Yet Another RSS Feed & Adventures in Infobots

blech on 2001-09-05T22:09:04

Today #london.pm had one of its occasional hiccups when the box that two of our bots (and the domains of at least five Perl mongers) dropped off the net for most of the working day. Thankfully I'd downloaded the infobot sources the previous day to try and find out why googling didn't work any more. it turns out the fix to that is pretty straighforward: in

Extras/W3Search.pl
make the previous

my $Search = WWW::Search->new("$where");

into

my $Search = WWW::Search->new("Scraper::$where") || WWW::Search->new("$where");

which pdcawley figured out about the time I was beginning to read about this new Scraper lark. Our discussion about the problem on channel led newcomer mordred to fix the long-standing issue with currency conversions dropping back to Zimbabwean Dollars, and also the problem with it not being able to convert Euros (quite a problem during the YAPC::Europe auction, it turned out). I'll link to it once I've tested it myself.

Hence today I launched my copy of infobot as a temporary respite for people who like talking to bots not people (me included) and finally realised this was the time to put into gear one thing I'd been meaning to do for ages: a BBC News RSS feed. This was remarkably quick to knock together: take one low graphics website, LWP, some regular expressions, XML::RSS and an infobot, and hey presto, a working feed.

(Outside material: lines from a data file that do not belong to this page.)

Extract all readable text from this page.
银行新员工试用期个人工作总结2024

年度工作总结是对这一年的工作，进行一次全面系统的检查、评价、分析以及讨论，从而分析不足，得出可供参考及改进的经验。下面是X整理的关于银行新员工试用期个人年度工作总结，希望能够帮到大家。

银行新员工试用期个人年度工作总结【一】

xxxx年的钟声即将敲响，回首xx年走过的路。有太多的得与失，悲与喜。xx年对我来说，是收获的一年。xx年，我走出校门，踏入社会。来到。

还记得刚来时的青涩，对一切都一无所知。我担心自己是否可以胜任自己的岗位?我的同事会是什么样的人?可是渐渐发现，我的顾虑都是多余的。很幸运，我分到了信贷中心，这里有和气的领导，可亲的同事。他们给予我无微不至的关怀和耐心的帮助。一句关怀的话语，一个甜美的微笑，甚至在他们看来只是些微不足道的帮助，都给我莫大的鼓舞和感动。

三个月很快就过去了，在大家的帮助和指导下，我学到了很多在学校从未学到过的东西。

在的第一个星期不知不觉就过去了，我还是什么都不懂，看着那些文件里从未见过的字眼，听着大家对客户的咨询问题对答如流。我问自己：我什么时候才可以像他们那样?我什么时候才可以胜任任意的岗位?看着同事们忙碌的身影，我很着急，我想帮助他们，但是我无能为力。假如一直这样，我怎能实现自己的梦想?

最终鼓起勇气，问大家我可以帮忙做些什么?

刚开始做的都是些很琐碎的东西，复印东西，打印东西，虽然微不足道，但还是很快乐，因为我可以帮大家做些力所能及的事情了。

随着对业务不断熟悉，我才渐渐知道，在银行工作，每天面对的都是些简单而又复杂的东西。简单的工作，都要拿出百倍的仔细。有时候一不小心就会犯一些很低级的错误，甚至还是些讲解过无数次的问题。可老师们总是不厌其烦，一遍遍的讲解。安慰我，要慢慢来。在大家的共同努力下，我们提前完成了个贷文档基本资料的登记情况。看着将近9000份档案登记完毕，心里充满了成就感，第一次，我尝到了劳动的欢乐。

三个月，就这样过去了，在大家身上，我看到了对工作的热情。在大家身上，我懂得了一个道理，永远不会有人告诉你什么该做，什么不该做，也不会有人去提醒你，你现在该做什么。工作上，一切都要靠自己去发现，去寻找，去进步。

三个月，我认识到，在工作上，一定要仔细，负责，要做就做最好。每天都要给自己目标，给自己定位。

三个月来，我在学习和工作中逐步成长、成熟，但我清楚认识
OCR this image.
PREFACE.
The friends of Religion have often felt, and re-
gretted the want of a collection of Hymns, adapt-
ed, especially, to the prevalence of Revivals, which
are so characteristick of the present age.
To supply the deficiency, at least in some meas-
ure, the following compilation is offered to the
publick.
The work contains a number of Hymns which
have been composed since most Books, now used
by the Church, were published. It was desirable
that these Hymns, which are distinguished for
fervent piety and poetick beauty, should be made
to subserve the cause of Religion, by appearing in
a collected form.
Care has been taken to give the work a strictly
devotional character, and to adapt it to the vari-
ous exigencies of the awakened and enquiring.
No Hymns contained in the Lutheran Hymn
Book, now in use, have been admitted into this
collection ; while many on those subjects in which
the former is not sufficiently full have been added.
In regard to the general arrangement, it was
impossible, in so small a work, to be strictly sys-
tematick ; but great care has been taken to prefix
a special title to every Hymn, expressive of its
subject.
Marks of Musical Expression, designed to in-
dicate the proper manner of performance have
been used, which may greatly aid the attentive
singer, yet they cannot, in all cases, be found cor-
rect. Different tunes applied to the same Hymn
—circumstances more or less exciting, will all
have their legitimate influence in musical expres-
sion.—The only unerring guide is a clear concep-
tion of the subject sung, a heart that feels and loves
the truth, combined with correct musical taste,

However, this was on my local machine, behind a firewall. Soon after I'd finished, my regular host came back online, so I excitedly uploaded the little CGI script to a more stable host which other infobots could see. Oh dear. When it got there there was no XML::RSS, no XML::Parser and no Expat. So, a bit of rather slow building later, and the script executed, but it wasn't returning any headlines. Changing the LWP::Simple interface to full LWP helped, but then the script became slow enough to fall foul of infobot timeouts (which mstevens found before I did). Increasing that from 10 to 20 seconds finally let the finished script return RSS.

Of course, once I got it working and introduced to the channel, a couple more possibilities got banded about. DrHyde wanted the tech news pulled out too. Sadly, the low-graphics tech index is nastier to parse, and the full page would probably slow the script even further. Handily, there's a feed designed for news tickers which is already used by a couple of Freshmeat projects, which includes the tech news, and as a bonus the London temperature. On the flipside, it's updated less regularly. Still, there may be a rewrite soon to use this.

And all because the Londoners like their local news.